Die Erosion einer politischen Institution
Die Krise der CDU reicht tiefer als die aktuelle Führungsschwäche. Dass sich die Partei ausgerechnet einem Mann anvertraut, der wie ein politischer Zeitreisender aus den 1990er Jahren wirkt, ist mehr als eine personelle Fehlentscheidung – es stellt die Frage nach der Zukunftsfähigkeit des Volkspartei-Modells im 21. Jahrhundert. Die traditionelle Stärke der Union lag in ihrer Fähigkeit zur Integration verschiedener gesellschaftlicher Strömungen – eine Kunst, die unter der Führung eines durch PR-Agenturen modernisierten Gestrigen zusehends verloren geht.
Das Versagen der Integration
Die fundamentale Schwäche des aktuellen CDU-Kurses liegt in der Verwechslung von Führung mit Konfrontation. Während Angela Merkel die verschiedenen Parteiflügel durch geschickte Moderation zusammenhielt, setzt ihr Nachfolger auf Polarisierung. Diese Strategie mag kurzfristig mediale Aufmerksamkeit generieren – langfristig untergräbt sie jedoch die Integrationskraft, die das Wesen einer Volkspartei ausmacht.
Die Phantomschmerzen der Macht
Der Verlust der Regierungsverantwortung hat in der CDU eine gefährliche Dynamik freigesetzt. Die Sehnsucht nach der verlorenen Macht artikuliert sich in zunehmend destruktiven Mustern:
- Fundamentalopposition statt konstruktiver Alternativen
- Ideologische Verhärtung statt pragmatischer Lösungen
- Taktische Manöver statt strategischer Vision
Die strukturelle Dimension
Der aktuelle Zustand der CDU ist Symptom einer tieferen Transformation des politischen Systems. Die klassische Volkspartei, die verschiedene gesellschaftliche Milieus integrierte, verliert in einer fragmentierten Gesellschaft ihre Funktion. Drei mögliche Entwicklungspfade zeichnen sich ab:
Der Weg der Modernisierung
Eine Rückkehr zum pragmatischen Modernisierungskurs der Merkel-Ära. Dies würde bedeuten:
- Öffnung zur gesellschaftlichen Mitte
- Flexible Anpassung an neue Realitäten
- Integration statt Ausgrenzung
Der Weg der Verhärtung
Die Fortsetzung des aktuellen Kurses der ideologischen Polarisierung:
- Verschärfung der Konfrontation
- Weitere Entfremdung von moderaten Wählern
- Risiko der dauerhaften Marginalisierung
Der Weg der Spaltung
Die möglicherweise unvermeidliche Konsequenz der aktuellen Entwicklung:
- Aufbrechen in verschiedene Teilparteien
- Ende des Volkspartei-Modells
- Neuordnung der politischen Landschaft
Niedergangsdialektik
Die aktuelle Führungskrise der CDU erscheint in dieser Perspektive als Teil einer dialektischen Entwicklung: Die erfolgreiche Modernisierung unter Merkel schuf jene Gegenkräfte, die nun in Form eines durch PR-Agenturen aufgebauten Gegenentwurfs die Partei zu zerreißen drohen. Die Unfähigkeit zur Synthese dieser widerstreitenden Kräfte könnte das Ende der CDU als Volkspartei bedeuten.
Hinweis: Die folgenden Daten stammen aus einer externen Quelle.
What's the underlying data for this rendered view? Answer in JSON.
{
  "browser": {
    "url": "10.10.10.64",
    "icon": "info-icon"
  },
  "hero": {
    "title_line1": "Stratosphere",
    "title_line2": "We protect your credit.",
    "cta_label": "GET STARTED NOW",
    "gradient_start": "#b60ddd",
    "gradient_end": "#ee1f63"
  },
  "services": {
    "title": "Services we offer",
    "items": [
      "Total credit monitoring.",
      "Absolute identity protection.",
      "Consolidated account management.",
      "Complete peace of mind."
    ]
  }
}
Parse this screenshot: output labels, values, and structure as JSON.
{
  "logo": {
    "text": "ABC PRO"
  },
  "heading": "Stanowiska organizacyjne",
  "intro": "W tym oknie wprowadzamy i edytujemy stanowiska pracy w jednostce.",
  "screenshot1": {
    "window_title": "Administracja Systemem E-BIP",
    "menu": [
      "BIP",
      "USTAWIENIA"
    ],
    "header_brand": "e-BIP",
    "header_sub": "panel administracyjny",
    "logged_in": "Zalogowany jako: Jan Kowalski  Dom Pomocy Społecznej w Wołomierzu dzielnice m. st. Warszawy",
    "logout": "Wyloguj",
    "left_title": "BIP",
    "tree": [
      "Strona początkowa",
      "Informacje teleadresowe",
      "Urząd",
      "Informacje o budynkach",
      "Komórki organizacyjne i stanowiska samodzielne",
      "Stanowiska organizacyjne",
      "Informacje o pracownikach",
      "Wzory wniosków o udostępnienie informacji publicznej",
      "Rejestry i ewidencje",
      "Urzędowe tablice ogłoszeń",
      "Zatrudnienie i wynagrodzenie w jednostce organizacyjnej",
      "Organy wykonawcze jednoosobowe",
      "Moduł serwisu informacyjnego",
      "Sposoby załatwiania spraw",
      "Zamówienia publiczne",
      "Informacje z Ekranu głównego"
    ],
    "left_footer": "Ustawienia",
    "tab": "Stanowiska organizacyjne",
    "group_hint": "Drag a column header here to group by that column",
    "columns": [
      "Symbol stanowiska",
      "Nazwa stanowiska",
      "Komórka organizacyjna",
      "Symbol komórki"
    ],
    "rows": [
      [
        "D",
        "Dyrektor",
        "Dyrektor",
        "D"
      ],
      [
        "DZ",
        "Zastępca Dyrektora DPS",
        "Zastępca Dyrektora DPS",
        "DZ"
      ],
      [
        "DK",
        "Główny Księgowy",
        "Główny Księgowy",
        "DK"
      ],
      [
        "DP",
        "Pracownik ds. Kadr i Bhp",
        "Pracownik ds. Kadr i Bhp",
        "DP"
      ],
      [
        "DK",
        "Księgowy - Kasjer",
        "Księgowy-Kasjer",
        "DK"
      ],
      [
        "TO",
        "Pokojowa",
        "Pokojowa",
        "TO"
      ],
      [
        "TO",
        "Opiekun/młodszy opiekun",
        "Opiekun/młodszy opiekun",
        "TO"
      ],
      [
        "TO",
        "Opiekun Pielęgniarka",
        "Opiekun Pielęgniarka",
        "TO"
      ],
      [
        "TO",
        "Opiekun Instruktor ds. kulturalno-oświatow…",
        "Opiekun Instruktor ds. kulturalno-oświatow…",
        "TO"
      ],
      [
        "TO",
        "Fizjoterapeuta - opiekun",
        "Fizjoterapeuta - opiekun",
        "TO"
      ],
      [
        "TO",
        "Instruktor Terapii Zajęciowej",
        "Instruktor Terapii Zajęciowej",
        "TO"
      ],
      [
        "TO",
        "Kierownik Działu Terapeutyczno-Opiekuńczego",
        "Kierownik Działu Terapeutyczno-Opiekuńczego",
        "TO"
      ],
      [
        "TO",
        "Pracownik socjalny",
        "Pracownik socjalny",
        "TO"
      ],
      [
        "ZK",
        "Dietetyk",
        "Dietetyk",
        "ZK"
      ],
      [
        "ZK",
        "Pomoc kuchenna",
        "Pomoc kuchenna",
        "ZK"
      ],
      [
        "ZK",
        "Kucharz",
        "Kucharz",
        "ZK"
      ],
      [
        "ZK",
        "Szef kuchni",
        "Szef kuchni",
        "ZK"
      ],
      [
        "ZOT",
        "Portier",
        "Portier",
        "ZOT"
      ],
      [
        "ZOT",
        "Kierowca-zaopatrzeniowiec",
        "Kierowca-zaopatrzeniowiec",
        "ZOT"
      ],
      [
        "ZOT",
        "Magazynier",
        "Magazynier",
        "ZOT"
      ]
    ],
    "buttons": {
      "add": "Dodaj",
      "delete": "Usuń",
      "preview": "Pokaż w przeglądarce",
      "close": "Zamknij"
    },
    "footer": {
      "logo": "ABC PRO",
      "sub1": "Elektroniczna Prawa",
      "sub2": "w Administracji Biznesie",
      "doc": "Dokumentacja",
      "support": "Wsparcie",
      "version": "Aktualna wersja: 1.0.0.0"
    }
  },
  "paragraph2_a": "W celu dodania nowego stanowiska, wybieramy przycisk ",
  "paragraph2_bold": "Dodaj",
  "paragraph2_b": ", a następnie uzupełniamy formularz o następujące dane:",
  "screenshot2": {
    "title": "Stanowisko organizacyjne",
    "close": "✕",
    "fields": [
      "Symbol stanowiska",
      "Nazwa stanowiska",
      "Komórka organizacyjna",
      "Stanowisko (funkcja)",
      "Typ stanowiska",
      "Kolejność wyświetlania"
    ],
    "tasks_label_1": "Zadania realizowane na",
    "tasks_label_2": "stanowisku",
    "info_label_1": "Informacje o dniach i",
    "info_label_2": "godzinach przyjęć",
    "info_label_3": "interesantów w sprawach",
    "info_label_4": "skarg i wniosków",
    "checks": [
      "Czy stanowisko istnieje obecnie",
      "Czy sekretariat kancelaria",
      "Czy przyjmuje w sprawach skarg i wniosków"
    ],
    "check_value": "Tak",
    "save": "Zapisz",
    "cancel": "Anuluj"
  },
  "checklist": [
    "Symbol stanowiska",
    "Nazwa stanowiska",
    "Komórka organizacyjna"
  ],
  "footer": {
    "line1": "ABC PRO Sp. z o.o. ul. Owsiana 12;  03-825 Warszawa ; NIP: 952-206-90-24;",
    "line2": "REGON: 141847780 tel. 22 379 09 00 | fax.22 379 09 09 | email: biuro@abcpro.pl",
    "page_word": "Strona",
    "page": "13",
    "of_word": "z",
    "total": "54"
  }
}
Zukunft des Konservativen?
Die eigentliche Frage geht über die Zukunft der CDU hinaus: Wie lässt sich konservative Politik im 21. Jahrhundert gestalten? Die aktuelle Krise zeigt die Grenzen eines rückwärtsgewandten Konservatismus, der komplexe Gegenwartsprobleme mit den Antworten von gestern zu lösen versucht.
Preis der Inszenierung
Die Beauftragung von Gauly Advisors markiert dabei einen echten Wendepunkt: Den Moment, in dem die CDU begann, Inszenierung über Substanz zu stellen. Die sechsstelligen Investitionen in die Konstruktion einer Führungsfigur symbolisieren den Verlust jener authentischen Führungskraft, die die Partei einst auszeichnete.
Die Zukunft der CDU wird sich nicht an der Frage entscheiden, ob Friedrich Merz scheitert oder reüssiert. Sie wird sich daran entscheiden, ob die Partei einen Weg findet, ihre verschiedenen Strömungen neu zu integrieren – oder ob sie als weiteres Opfer einer gesellschaftlichen Fragmentierung in die Geschichte eingeht, die das klassische Modell der Volkspartei obsolet macht.